Refuse to apply tabular TD to state spaces > 10⁶. Refuse to ship a Q-learning agent without a max-bias caveat. Flag any agent trained with ε held at 1.0 throughout (no exploitation phase).
Exercises
- Easy. Implement Q-learning and SARSA on the 4×4 GridWorld. Plot learning curves (mean return per 100 episodes) for 2,000 episodes. Who converges faster?
- Medium. Build a cliff-walking environment (4×12, last row is the cliff with reward -100 and reset to start). Compare Q-learning and SARSA final policies. Screenshot the paths each takes. Which is closer to the cliff?
- Hard. Implement Double Q-learning. On a noisy-reward GridWorld (Gaussian noise σ=5 added to per-step reward), show Q-learning overestimates
V*(0,0)by a meaningful amount while Double Q-learning does not.
Key Terms
| Term | What people say | What it actually means |
|---|---|---|
| TD error | "The update signal" | δ = r + γ V(s') - V(s), the bootstrapped residual. |
| TD(0) | "One-step TD" | Update after every transition using only the next state's estimate. |
| Q-learning | "Off-policy RL 101" | TD update with max over next-state actions; learns Q* regardless of behavior policy. |
| SARSA | "On-policy Q-learning" | TD update using the actual next action; learns Q^π for current ε-greedy π. |
| Expected SARSA | "The low-variance SARSA" | Replace sampled a' with its expectation under π. |
| GLIE | "Correct exploration schedule" | Greedy in the Limit with Infinite Exploration; needed for Q-learning convergence. |
| Bootstrapping | "Using current estimate in the target" | What distinguishes TD from MC. Source of bias but massive variance reduction. |
| Maximization bias | "Q-learning overestimates" | max over noisy estimates is upward-biased; fixed by Double Q-learning. |
Further Reading
- Watkins & Dayan (1992). Q-learning — the original paper and convergence proof.
- Sutton & Barto (2018). Ch. 6 — Temporal-Difference Learning — TD(0), SARSA, Q-learning, Expected SARSA.
- Hasselt (2010). Double Q-learning — fix for maximization bias.

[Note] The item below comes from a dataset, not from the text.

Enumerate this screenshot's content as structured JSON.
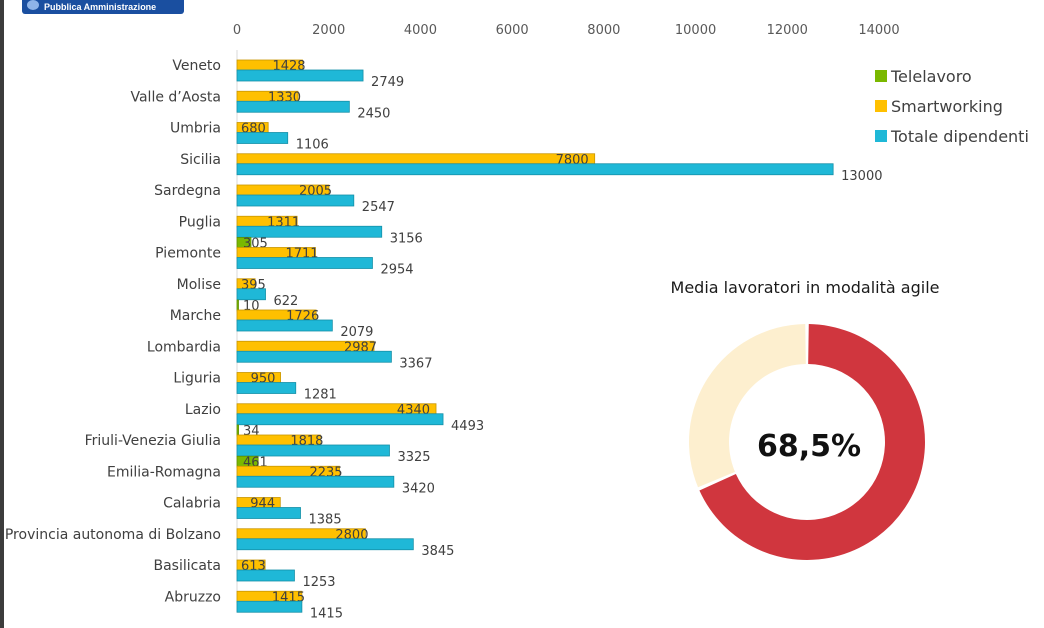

- Seijen, Hasselt, Whiteson, Wiering (2009). A Theoretical and Empirical Analysis of Expected SARSA — expected SARSA motivation.
- Rummery & Niranjan (1994). On-line Q-learning using connectionist systems — the paper that coined SARSA (then called "modified connectionist Q-learning").
- Sutton & Barto (2018). Ch. 7 — n-step Bootstrapping — generalizes TD(0) to TD(n), the path from Q-learning to eligibility traces and, later, GAE in PPO.